The decision to hold the talks in Pyongyang came days before the United States, North Korea and China are expected to meet in separate talks in Beijing to discuss the North's suspected nuclear weapons programs. Those talks could take place as early as this week.
The announcement of the inter-Korean talks came as an Australian newspaper reported that the United States and at least 10 other countries helped arrange the defections of up to 20 top North Korean officials, including key nuclear scientists, in an operation that began in October.
The Weekend Australian reported that a man it identified as the "father" of the North Korean nuclear program, Kyong Won Ha, was among the defectors and that he is providing intelligence to Western officials.
Kyong and the other officials had escaped to China and went on to other countries with the help of consulates and embassies, the newspaper reported. The U.S. helped set up -- and pay for -- an embassy in Beijing for the Pacific island of Nauru specifically to help move the defectors, though none eventually went to the embassy, the paper said.
It said one organizer of the network was a Washington lawyer named Philip Gagner. He reportedly contacted the president of Nauru in October and asked the country to agree to open embassies in Washington and Beijing, free of charge.

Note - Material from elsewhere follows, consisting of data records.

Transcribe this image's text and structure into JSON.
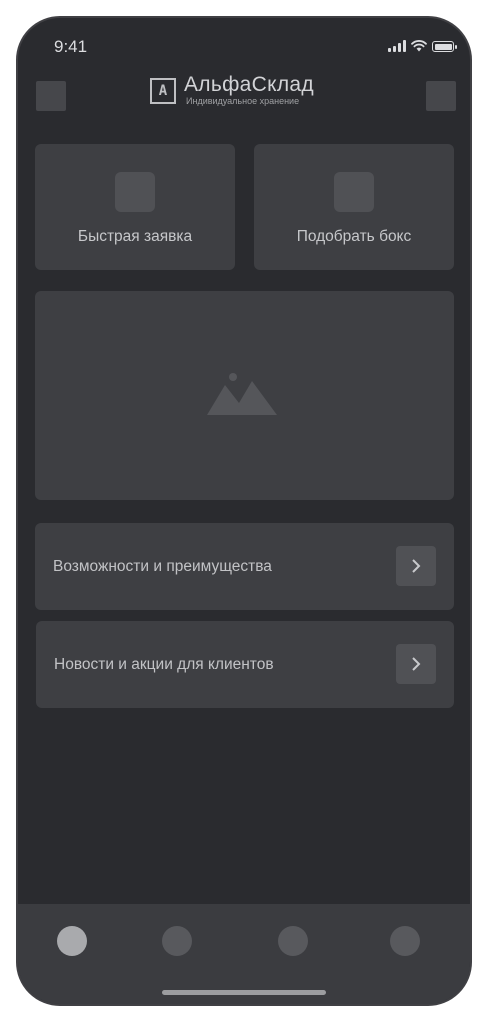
{
  "status_bar": {
    "time": "9:41"
  },
  "header": {
    "logo_mark": "A",
    "logo_title": "АльфаСклад",
    "logo_subtitle": "Индивидуальное хранение"
  },
  "quick_actions": [
    {
      "label": "Быстрая заявка"
    },
    {
      "label": "Подобрать бокс"
    }
  ],
  "banner": {
    "icon": "image-placeholder-icon"
  },
  "menu_rows": [
    {
      "label": "Возможности и преимущества"
    },
    {
      "label": "Новости и акции для клиентов"
    }
  ],
  "tab_bar": {
    "tab_count": 4,
    "active_index": 0
  },
  "colors": {
    "background": "#2a2b2f",
    "surface": "#3e3f43",
    "text": "#c2c3c6"
  }
}
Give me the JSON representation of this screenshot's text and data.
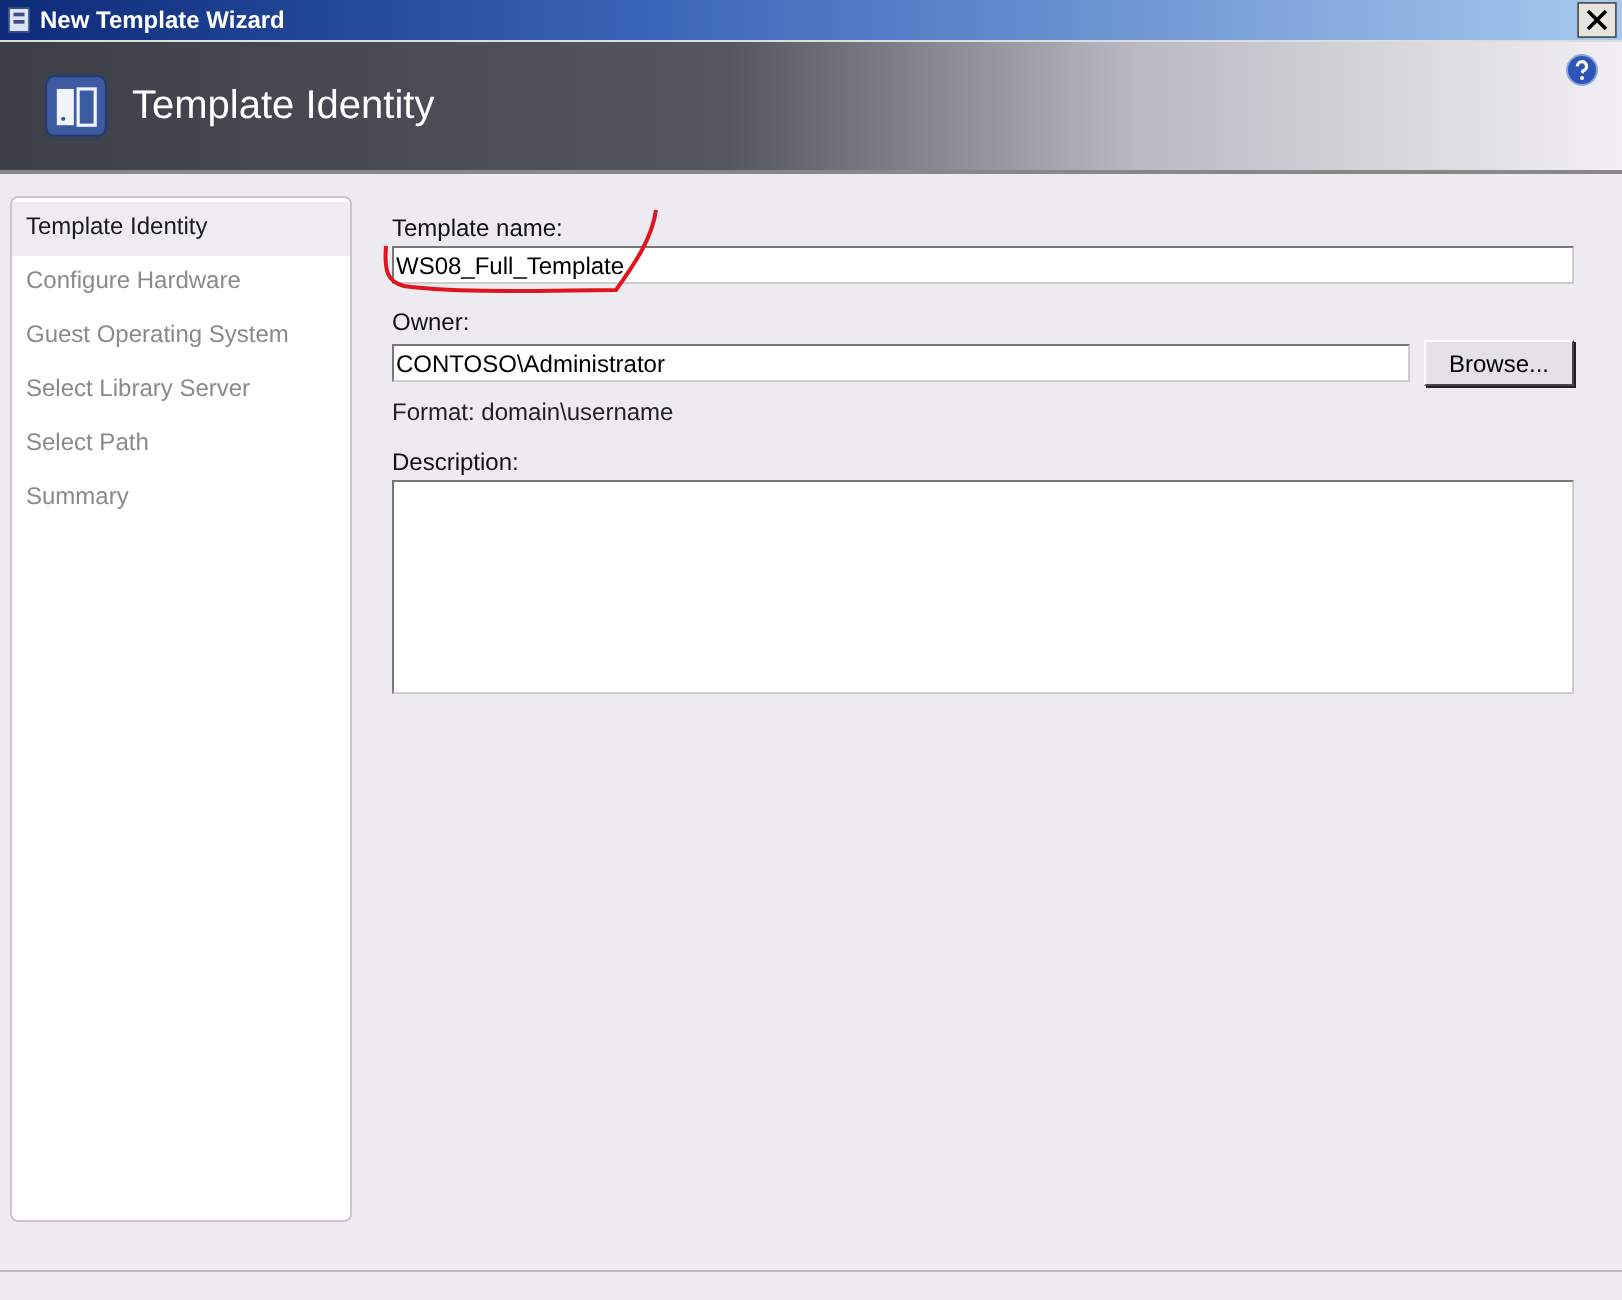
{
  "window": {
    "title": "New Template Wizard"
  },
  "header": {
    "title": "Template Identity"
  },
  "steps": [
    {
      "label": "Template Identity",
      "selected": true
    },
    {
      "label": "Configure Hardware",
      "selected": false
    },
    {
      "label": "Guest Operating System",
      "selected": false
    },
    {
      "label": "Select Library Server",
      "selected": false
    },
    {
      "label": "Select Path",
      "selected": false
    },
    {
      "label": "Summary",
      "selected": false
    }
  ],
  "form": {
    "name_label": "Template name:",
    "name_value": "WS08_Full_Template",
    "owner_label": "Owner:",
    "owner_value": "CONTOSO\\Administrator",
    "browse_button": "Browse...",
    "format_hint": "Format: domain\\username",
    "description_label": "Description:"
  }
}
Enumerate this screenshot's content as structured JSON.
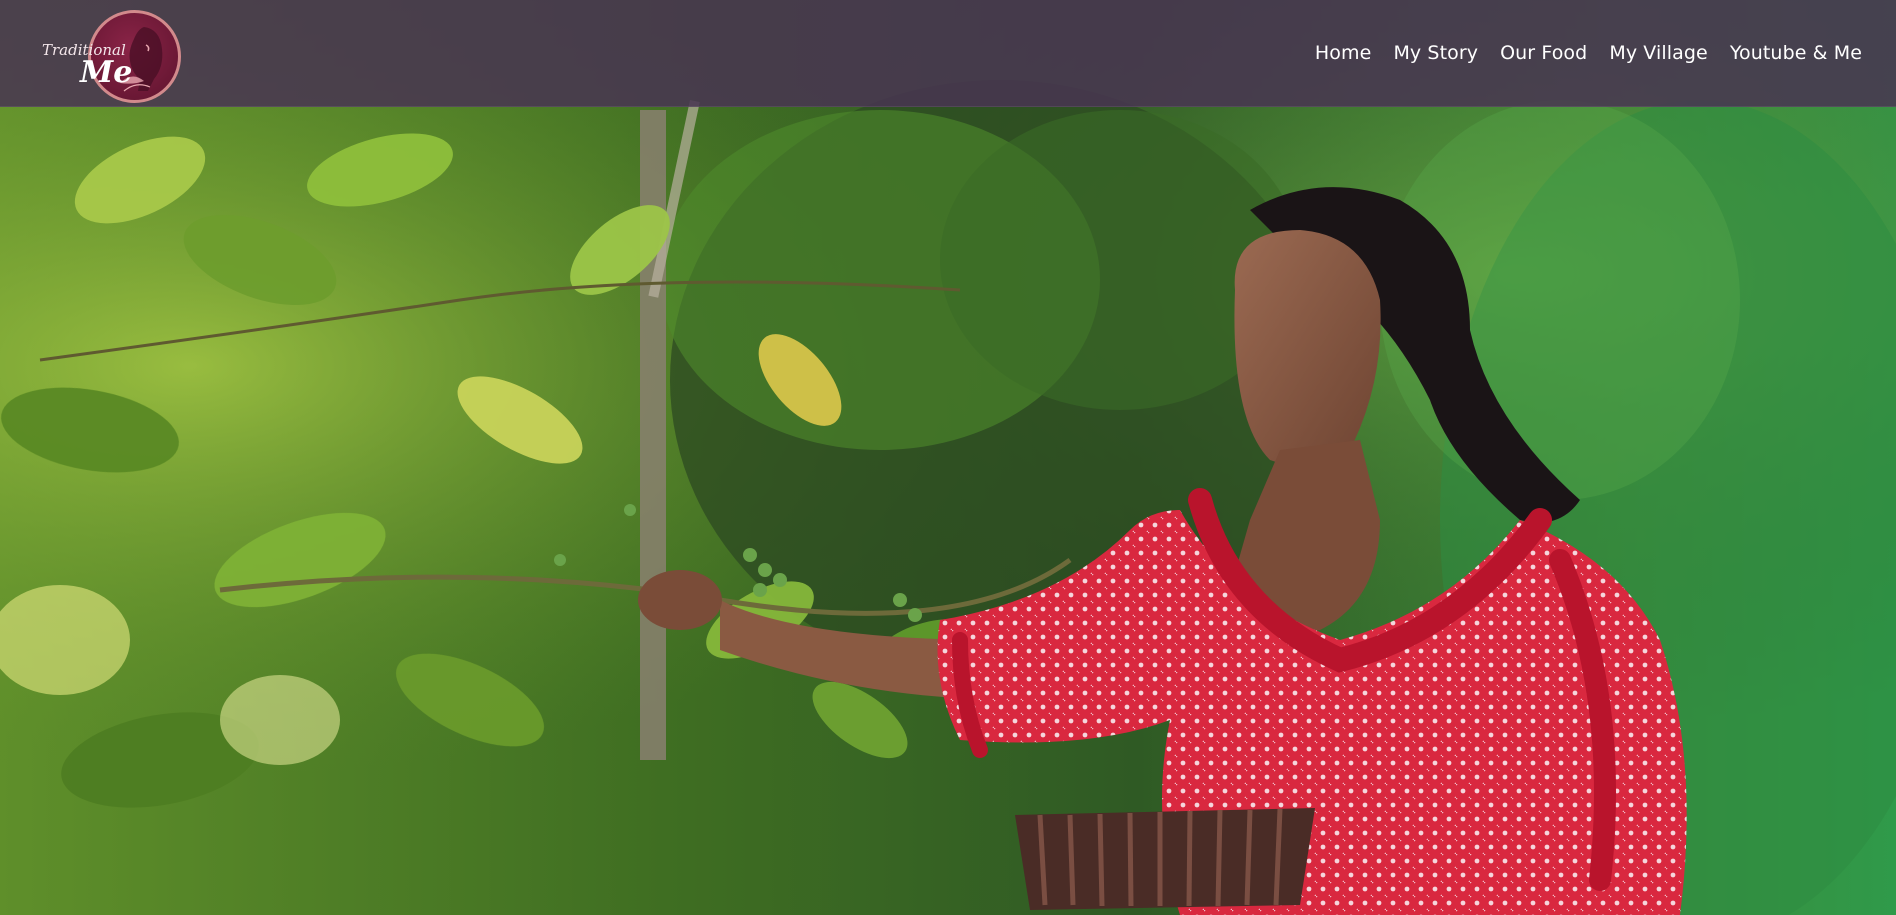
{
  "site": {
    "logo": {
      "text_top": "Traditional",
      "text_main": "Me",
      "accent_color": "#7a1d3f"
    }
  },
  "nav": {
    "items": [
      {
        "label": "Home"
      },
      {
        "label": "My Story"
      },
      {
        "label": "Our Food"
      },
      {
        "label": "My Village"
      },
      {
        "label": "Youtube & Me"
      }
    ]
  },
  "colors": {
    "navbar_bg": "#483452",
    "nav_text": "#ffffff",
    "dress_red": "#d9263f"
  }
}
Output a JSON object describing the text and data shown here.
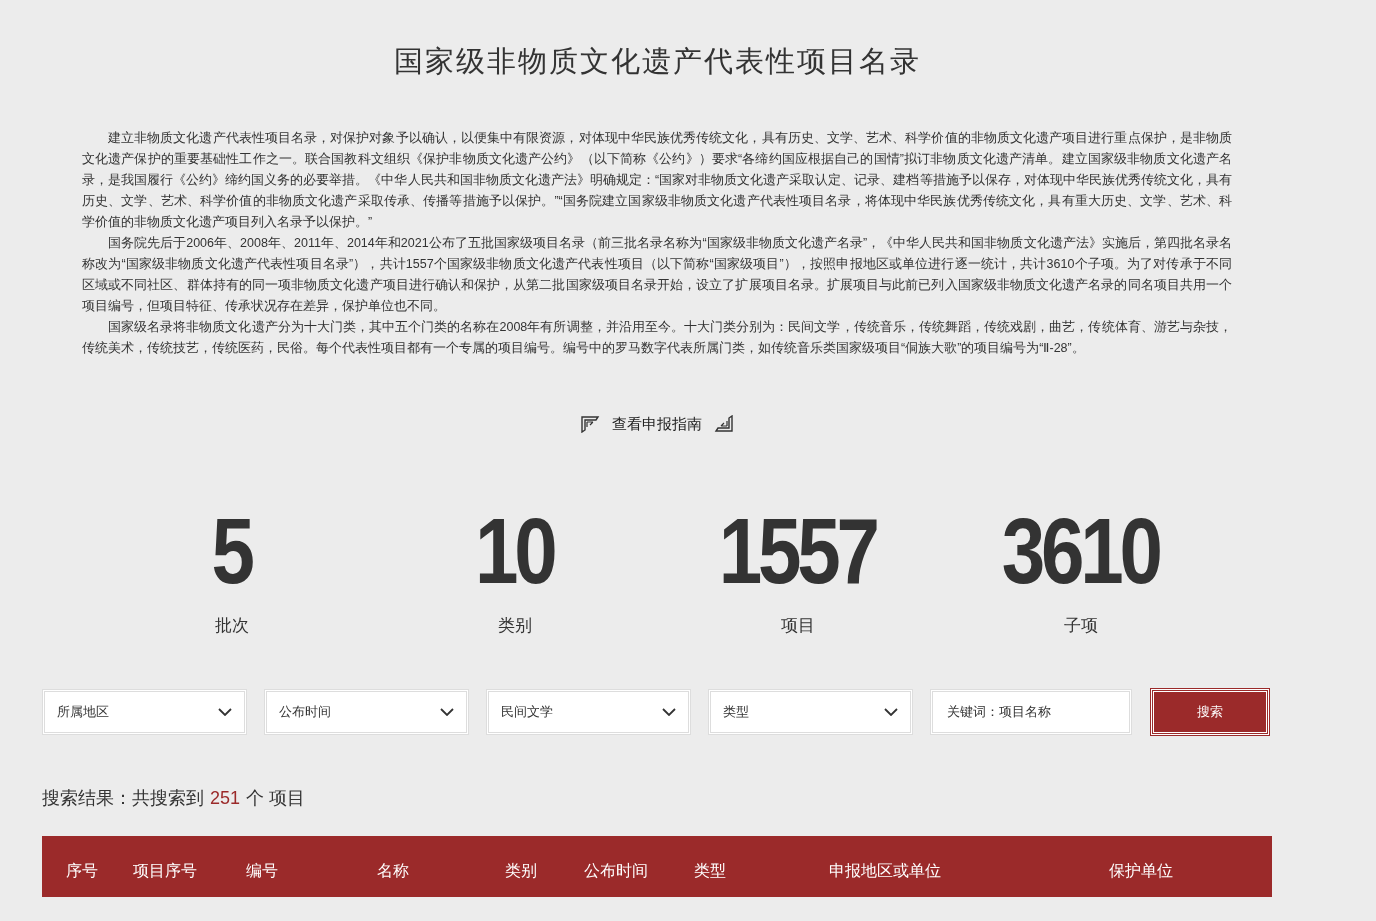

Meanwhile, North Korea continues to send conflicting messages about its nuclear program, issuing a statement Friday that seemed to indicate it had begun reprocessing spent nuclear fuel rods, a step that could enable it to build half a dozen atomic bombs in six months. But a subsequent CIA translation of the statement suggested that the North said it was only preparing to reprocess the rods.
The mixed messages continue to raise concern in South Korea.
On Saturday, about 1,000 South Korean war veterans and activists rallied to protest North Korea's suspected nuclear activities.
The protesters ripped apart an effigy of North Korea's late leader, Kim Il Sung, and burned a North Korean flag and a paper missile emblazoned with the words "nuclear program."